Metafísica hecha dogma de fe. Hecha tras un reguero de muerte y escombros mantenidos
como hitos históricos. Entonces, ¿cómo señalar de pesimista al poeta que nos narra
las vicisitudes y hazañas vividas por oscuros seres que se consumen en los pliegues
de la realidad? No es pesimista el poeta. No es oscuro. No es morboso. Su visión
narra los desastres que arrastra la historia humana. El poeta cumple con su función
de ser raíz primitiva, hecha sustancia que se interroga en el habla escrita del
poema. Los augures leen en el lomo de los elementos los signos del desastre.
Los poemas de Los elementos del desastre se hunden hasta
lo oculto y lo evidente de la memoria que curte la realidad del día y la noche humana.
Se hunden recabando un ritmo para la vida, la forma de una pregunta íntima y colectiva
que dé sosiego al devenir humano.
En estos poemas asistimos a escenas
donde cunden los despropósitos y las inclinaciones humanas dadas a condimentar sus
padecimientos con aguas lustrales tomadas del oprobio y de la creencia en un cuerpo
inconsútil. Aguas que acrecientan sus recaudos de infamia y conmiseración. Las criaturas
de estas escenas viven estancadas en las membranas de un sueño que regresa siempre
al sueño en el sueño mismo. Son seres inmersos en la eternidad que los acoge en
su quietud, en los sopores de su cotidianidad.
En el poema “El festín de Baltasar”
asistimos al decorado de “una antigua secuencia
de trajinada memoria”. Secuencia realizándose en la telaraña de un día aciago.

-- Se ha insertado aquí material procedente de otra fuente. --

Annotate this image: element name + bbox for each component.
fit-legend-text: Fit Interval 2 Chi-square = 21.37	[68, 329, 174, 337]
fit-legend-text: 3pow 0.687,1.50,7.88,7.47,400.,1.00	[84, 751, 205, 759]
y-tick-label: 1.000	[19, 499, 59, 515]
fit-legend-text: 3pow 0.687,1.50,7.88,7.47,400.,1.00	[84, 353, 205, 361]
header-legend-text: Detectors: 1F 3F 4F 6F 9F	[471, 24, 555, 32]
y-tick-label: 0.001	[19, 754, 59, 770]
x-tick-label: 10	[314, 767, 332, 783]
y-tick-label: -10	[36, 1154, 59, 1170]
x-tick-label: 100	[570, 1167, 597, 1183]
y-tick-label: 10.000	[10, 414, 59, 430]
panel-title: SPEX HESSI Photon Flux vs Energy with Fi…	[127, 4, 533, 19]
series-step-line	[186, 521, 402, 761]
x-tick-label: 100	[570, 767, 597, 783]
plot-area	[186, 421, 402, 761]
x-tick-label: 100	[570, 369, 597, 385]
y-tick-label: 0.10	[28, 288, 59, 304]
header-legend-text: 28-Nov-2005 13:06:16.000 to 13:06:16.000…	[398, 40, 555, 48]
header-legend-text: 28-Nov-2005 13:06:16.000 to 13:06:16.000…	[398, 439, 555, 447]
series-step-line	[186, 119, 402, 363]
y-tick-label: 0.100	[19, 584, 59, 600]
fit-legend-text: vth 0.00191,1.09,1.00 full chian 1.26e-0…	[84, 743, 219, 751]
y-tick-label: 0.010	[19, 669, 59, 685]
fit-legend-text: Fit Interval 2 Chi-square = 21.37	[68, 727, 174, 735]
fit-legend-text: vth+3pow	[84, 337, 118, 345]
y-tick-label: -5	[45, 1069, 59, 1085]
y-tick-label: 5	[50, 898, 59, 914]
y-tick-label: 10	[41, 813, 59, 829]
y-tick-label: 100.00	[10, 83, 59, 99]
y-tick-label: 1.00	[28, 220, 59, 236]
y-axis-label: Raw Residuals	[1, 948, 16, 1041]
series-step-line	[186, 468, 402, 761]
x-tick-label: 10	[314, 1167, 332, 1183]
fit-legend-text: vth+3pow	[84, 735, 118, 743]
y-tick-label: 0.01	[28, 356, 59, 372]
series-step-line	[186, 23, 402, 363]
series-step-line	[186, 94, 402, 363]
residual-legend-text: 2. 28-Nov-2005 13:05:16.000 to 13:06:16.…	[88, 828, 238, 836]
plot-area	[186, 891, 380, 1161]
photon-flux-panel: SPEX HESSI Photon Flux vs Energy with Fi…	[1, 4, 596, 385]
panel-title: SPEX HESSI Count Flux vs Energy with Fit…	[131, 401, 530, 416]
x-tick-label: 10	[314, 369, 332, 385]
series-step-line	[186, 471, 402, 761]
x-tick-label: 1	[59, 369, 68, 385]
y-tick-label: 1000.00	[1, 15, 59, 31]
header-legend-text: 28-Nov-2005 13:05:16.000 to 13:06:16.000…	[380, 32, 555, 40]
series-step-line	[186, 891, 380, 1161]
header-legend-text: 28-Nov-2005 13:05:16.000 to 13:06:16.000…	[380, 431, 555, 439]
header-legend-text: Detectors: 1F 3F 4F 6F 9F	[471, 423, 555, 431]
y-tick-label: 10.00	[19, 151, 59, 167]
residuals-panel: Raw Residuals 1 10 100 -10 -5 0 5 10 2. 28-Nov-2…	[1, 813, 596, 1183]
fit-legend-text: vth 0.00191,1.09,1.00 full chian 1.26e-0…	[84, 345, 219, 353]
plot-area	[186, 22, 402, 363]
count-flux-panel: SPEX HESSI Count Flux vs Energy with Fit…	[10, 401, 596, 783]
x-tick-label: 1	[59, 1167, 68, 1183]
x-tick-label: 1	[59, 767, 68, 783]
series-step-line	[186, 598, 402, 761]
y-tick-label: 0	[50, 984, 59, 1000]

Rezo interminable por la boca de la bestia que es consumida en los cobres del alba
que llega cargada de implacables y hastiados servidores, los que darán cumplimiento
al rito a celebrarse en el cuerpo de Baltasar, en el “olvido que se prepara en el fondo de sus ojos”. En este poema los versículos
se acomodan igual a los fragmentos conservados de un fresco, del cual otros se han
perdido irremediablemente. Quedando sólo pasajes de la historia que informan. Son
versículos arrancados de cuerpos mutilados por el uso y el tiempo, empero sobrevivientes
que yacen hacia el olvido.
Con el poema “Los trabajos perdidos”,
concluye el ciclo de los 12 que componen los Elementos del desastre. Decir que concluye es arriesgarse a ver en este
libro una noción visceral de la existencia, la misma que lo deja abierto a un sinfín
de rasgaduras e interpretaciones en un tiempo casi mítico. En un tiempo vuelto un
fruto que se marchita próximo a ser semilla. Quizá por eso el poeta dice en sus
líneas finales:
[…]… el poema está hecho desde siempre. Viento solitario. Garra disecada y
quebradiza de un ave poderosa y tranquila, vieja en edad y valerosa en su trance.
Trance al cual asiste el poeta
una y otra vez, hasta alcanzar el eco de la estampida donde se fraguan las palabras
para el poema. El mismo poema que será siempre otro. Pues parece que el porvenir
del poeta es escarbar el encono donde se resuma la infamia toda de la humanidad.
“¿El mito perdido, irrescatable, estéril?”.
Sobre la obra poética de Álvaro
Mutis se han escrito y publicado notas, ensayos y libros que buscan dar cuenta de
sus orígenes literarios, estilo y demás asuntos en su creación. Aquí sólo he querido
expresar el impacto que, finalizando la década de 1970, la lectura de Los elementos del desastre significó para
mí.
El reconocimiento de una tradición
literaria nos permite realizar lecturas con las cuales aproximarnos a la multitud
de voces que, en una lengua, en el tiempo, a través de un poema, nos hablan, nos
significan.
Cabe anotar que, en la poesía
escrita en Colombia, por los años de la primera edición de Los Elementos del desastre, el libro de Álvaro Mutis establece un diálogo
con la obra fundacional de José Asunción Silva y la vastedad creadora de León de
Greiff, abriendo el espectro de la poesía colombiana a otros ámbitos y experiencias,
tanto formales como de estro poético.